I'm very aware of the research over a decade old, and the fact that what exists is either *not available* where it is now needed (e.g. any of our broadband gear, our OS's, etc.), and *doesn't work* in today's network environment. I was very surprised to be told that even where AQM was available, it was often/usually not enabled, for reasons that are now pretty clear: classic RED and derivatives (the most common available) require manual tuning, and if untuned, can hurt you. As you, I had *thought* this problem was a *solved* problem in the 1990's; it isn't....
RED and related algorithms are a dead end: see my blog entry on the topic: http://gettys.wordpress.com/2010/12/17/red-in-a-different-light/ and in particular the "RED in a different light" paper referenced there (which was never formally published, due to reasons I cover in the blog posting). So thinking we just apply what we have today is *not correct*; when Van Jacobson tells me RED won't hack it (which was originally designed by Sally Floyd and Van Jacobson) I tend to believe him.... We have an unsolved research problem at the core of this headache.
If you were tracking kernel changes, you'd see "interesting" recent patches to RED and other queuing mechanisms in Linux; this shows you just how much such mechanisms have been used, that bugs are being found in this day and age in such algorithms in Linux: in short, what we have had in Linux has often been broken, showing little active use.
We have several problems here:
1) basic mistakes in buffering, where semi-infinite statically sized buffers have been inserted in lots of hardware/software. BQL goes a long way toward addressing some of this in Linux (the device driver/ring buffer bufferbloat that is present in Linux and other operating systems).
2) variable bandwidth is now commonplace, in both wireless and wired technologies. Ethernet scales from 10Mbps to 10 or 40Gps.... Yet we've typically had static buffering, sized for the "worst case". So even stupid things like cutting the buffers proportionately to the bandwidth you are operating at can help a lot (similar to the DOCSIS change), though with BQL we're now in a better place than before.
3) the need for an AQM that actually *works* and never hurts you. RED's requirement for tuning is a fatal flaw; and we need an AQM that adapts dynamically over orders of magnitude of bandwidth *variation* on timescales of tens of milliseconds, a problem not present when RED was designed or most of the AQM research of the 1990's done. Wireless was a gleam in people's eyes in that era.
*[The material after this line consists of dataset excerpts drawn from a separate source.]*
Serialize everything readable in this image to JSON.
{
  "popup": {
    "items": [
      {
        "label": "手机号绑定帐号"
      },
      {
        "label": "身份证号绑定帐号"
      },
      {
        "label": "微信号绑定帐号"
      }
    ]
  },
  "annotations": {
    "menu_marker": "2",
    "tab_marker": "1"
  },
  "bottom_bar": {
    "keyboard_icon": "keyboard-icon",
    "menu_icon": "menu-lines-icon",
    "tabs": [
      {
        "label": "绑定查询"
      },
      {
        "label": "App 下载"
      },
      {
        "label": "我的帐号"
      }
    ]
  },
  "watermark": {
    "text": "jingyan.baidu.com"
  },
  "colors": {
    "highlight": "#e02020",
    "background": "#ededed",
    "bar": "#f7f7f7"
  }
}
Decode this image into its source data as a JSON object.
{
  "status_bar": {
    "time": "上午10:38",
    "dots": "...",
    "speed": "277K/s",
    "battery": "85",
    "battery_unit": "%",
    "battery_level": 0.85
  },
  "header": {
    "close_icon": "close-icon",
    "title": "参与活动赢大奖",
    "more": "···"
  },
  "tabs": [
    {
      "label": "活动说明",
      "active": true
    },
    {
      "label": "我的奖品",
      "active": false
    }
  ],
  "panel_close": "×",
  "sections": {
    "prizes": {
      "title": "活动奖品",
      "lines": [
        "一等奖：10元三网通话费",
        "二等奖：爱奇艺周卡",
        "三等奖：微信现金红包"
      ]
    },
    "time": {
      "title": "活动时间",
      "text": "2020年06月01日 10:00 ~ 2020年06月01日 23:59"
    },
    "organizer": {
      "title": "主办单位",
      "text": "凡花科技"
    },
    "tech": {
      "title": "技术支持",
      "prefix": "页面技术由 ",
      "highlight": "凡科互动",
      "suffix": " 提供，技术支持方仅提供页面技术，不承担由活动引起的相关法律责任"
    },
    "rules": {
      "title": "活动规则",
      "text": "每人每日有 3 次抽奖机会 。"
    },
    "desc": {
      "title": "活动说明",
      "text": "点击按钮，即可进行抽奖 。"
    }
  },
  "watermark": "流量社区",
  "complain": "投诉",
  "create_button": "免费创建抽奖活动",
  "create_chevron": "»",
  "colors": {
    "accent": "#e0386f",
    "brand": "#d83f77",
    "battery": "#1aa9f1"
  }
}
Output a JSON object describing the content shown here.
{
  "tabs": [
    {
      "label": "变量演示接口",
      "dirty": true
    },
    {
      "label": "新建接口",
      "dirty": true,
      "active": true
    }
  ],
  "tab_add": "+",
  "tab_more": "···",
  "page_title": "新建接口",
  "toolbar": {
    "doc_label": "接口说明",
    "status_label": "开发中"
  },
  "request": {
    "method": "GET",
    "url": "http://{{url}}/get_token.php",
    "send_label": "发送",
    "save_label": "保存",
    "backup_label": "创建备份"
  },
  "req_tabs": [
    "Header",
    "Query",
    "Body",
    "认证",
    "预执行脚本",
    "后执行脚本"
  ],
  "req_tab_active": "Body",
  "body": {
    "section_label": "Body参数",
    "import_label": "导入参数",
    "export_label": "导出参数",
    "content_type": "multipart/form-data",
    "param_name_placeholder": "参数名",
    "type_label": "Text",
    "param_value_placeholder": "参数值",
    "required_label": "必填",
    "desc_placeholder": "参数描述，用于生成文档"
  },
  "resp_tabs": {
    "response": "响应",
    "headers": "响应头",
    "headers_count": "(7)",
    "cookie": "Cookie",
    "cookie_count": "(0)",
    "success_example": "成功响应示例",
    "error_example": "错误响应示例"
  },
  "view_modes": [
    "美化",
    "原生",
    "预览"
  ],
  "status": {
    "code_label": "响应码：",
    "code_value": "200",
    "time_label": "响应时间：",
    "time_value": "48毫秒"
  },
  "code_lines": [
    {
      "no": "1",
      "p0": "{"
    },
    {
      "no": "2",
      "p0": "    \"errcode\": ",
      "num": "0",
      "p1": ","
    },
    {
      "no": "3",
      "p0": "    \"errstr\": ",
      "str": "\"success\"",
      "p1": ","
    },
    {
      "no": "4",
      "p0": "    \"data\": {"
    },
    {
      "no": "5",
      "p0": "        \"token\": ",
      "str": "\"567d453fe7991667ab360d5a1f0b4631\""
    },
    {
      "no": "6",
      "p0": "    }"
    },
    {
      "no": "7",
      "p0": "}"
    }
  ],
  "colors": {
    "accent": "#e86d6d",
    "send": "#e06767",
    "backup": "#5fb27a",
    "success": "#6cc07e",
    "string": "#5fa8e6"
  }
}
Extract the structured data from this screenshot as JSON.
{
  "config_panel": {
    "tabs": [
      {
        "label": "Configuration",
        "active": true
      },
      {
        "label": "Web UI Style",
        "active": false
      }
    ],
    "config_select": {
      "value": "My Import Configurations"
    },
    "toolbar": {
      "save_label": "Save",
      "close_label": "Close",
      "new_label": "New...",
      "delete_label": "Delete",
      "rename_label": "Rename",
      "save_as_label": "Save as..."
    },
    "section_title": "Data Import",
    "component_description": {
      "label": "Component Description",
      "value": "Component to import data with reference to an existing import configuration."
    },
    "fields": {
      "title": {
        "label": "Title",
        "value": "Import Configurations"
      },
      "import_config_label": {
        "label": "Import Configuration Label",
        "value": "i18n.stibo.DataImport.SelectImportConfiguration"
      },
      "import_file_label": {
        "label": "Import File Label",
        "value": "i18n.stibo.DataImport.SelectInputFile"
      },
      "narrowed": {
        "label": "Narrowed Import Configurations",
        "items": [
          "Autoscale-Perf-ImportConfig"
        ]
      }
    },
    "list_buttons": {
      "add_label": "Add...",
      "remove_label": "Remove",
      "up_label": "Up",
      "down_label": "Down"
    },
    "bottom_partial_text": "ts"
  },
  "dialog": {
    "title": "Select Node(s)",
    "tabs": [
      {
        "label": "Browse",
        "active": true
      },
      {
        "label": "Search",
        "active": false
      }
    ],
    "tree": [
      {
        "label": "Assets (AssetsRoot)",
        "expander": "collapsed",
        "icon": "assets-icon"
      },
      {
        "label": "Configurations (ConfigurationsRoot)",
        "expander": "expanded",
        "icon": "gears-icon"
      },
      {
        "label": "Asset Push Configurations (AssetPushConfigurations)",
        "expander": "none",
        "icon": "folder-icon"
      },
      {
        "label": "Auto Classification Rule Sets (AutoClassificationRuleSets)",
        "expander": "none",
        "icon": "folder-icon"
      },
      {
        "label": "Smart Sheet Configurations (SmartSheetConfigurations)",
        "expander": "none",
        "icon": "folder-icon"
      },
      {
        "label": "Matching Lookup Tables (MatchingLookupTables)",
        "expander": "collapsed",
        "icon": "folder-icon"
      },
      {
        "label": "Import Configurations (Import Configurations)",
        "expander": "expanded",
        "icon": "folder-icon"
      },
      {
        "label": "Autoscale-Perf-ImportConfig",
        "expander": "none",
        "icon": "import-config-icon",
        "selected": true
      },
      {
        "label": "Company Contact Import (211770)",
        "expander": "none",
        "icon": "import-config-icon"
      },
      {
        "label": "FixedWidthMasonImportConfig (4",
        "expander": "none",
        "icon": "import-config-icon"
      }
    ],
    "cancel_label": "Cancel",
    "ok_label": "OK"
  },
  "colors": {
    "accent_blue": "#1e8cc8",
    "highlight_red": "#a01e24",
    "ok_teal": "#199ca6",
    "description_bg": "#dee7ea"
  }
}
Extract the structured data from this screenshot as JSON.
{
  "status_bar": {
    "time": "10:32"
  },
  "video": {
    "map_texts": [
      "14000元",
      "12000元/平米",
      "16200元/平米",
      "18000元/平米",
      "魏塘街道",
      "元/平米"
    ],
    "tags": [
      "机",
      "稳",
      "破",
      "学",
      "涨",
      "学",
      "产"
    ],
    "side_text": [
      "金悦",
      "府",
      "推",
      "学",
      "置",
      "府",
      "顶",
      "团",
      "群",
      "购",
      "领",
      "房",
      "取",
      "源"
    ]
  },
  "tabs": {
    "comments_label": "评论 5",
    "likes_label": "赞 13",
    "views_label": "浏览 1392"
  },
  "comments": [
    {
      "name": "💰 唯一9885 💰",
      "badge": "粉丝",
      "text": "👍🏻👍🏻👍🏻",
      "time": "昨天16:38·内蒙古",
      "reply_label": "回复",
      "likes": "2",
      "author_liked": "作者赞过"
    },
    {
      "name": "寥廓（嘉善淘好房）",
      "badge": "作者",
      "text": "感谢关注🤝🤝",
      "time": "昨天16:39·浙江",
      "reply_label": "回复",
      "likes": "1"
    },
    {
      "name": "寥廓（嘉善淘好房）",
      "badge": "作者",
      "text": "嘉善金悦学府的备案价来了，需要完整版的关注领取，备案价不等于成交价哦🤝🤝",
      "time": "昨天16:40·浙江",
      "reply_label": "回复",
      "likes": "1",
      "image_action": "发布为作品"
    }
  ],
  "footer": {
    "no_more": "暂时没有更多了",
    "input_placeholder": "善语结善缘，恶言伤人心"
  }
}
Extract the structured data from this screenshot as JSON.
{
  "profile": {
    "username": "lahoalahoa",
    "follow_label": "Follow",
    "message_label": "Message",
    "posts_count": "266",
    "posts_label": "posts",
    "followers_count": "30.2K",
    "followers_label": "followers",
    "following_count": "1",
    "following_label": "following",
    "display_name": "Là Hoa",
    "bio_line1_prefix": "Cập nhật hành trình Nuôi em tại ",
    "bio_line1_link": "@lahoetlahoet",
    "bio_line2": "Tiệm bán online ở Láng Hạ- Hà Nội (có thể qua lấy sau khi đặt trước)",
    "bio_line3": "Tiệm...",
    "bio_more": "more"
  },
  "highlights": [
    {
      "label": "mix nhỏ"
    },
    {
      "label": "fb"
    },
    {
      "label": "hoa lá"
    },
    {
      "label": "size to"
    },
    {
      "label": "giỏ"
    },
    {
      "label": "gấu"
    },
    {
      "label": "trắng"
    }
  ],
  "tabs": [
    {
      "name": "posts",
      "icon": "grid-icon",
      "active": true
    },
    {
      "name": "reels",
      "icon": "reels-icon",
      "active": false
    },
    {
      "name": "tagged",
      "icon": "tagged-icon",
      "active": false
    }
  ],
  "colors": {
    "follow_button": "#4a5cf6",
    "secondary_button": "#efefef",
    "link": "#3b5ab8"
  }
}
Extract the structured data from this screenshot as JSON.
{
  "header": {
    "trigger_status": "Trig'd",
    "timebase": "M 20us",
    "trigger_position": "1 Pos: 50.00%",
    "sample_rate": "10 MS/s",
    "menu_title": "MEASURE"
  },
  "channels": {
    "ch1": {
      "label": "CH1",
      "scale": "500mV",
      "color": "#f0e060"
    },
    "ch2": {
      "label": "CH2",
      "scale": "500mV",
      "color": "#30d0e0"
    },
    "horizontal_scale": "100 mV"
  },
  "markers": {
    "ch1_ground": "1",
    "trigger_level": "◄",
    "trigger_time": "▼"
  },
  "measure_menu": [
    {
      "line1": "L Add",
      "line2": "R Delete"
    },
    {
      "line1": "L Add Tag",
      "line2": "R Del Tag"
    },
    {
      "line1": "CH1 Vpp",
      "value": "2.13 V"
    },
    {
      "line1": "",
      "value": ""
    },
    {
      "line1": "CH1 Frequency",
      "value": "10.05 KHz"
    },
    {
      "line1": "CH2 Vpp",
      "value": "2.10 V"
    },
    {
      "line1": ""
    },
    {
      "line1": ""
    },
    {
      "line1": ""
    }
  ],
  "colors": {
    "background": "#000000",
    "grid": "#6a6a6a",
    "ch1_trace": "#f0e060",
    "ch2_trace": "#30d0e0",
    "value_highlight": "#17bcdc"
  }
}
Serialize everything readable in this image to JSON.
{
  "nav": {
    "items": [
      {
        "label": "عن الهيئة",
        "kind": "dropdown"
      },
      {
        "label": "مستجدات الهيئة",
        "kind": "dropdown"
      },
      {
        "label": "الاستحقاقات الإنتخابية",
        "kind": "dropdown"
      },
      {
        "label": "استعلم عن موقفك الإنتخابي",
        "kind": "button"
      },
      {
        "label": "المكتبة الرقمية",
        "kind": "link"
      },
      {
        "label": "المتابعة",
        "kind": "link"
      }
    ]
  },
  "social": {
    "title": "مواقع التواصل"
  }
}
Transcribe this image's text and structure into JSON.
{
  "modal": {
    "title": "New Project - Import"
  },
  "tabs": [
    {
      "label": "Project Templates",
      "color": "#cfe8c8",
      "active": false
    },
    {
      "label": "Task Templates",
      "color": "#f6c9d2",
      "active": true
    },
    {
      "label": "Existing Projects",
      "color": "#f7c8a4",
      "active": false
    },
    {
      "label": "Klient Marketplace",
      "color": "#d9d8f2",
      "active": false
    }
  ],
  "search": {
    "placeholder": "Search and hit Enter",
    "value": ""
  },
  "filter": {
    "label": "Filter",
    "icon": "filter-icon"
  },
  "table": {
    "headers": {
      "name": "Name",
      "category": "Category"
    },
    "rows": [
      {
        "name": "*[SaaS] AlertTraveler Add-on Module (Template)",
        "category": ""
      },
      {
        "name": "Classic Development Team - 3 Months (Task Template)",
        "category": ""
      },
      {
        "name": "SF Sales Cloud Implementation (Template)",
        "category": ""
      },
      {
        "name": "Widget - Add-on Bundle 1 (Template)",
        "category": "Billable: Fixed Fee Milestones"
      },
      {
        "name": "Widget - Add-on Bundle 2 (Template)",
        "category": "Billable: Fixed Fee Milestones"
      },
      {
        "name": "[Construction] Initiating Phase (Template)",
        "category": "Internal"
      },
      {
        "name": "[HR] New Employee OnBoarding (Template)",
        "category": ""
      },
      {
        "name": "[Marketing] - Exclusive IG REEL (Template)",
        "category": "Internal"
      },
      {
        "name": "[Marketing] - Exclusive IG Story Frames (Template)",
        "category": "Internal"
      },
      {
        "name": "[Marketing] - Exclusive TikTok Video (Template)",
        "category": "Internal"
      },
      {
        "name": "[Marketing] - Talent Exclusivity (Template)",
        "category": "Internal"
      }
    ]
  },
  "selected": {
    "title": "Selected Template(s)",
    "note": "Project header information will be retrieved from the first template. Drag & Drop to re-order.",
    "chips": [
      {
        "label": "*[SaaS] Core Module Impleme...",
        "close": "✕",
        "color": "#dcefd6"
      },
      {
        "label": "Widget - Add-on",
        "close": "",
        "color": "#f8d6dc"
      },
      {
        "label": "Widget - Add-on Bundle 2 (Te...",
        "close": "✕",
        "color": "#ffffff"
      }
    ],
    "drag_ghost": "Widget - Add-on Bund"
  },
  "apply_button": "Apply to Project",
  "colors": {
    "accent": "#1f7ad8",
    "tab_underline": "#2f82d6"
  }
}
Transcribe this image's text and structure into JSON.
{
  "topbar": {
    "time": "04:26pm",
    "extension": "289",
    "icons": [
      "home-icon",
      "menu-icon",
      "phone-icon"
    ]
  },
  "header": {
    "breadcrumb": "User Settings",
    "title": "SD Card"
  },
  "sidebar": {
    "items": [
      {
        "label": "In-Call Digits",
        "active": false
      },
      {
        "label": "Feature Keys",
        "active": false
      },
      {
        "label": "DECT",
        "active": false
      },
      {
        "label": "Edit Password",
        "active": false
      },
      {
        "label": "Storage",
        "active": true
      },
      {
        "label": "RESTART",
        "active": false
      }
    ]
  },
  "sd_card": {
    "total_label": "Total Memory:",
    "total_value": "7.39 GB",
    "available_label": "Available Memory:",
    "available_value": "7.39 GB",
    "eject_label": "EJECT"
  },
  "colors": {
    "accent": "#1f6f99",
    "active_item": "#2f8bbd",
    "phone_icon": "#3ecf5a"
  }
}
I'm now aware of at two different attempts at a fully adaptable AQM algorithms; I've seen simulation results of one of those which look very promising. But simulations are ultimately a guide (and sometimes a real improving insight): running code is the next steps, and comparison with existing AQM's in real systems. Neither of these AQM's have been published, though I'm hoping to see either/both published soon and their implementation happening immediately thereafter.
So no, existing AQM algorithms won't hack it; the size of this swamp is staggering.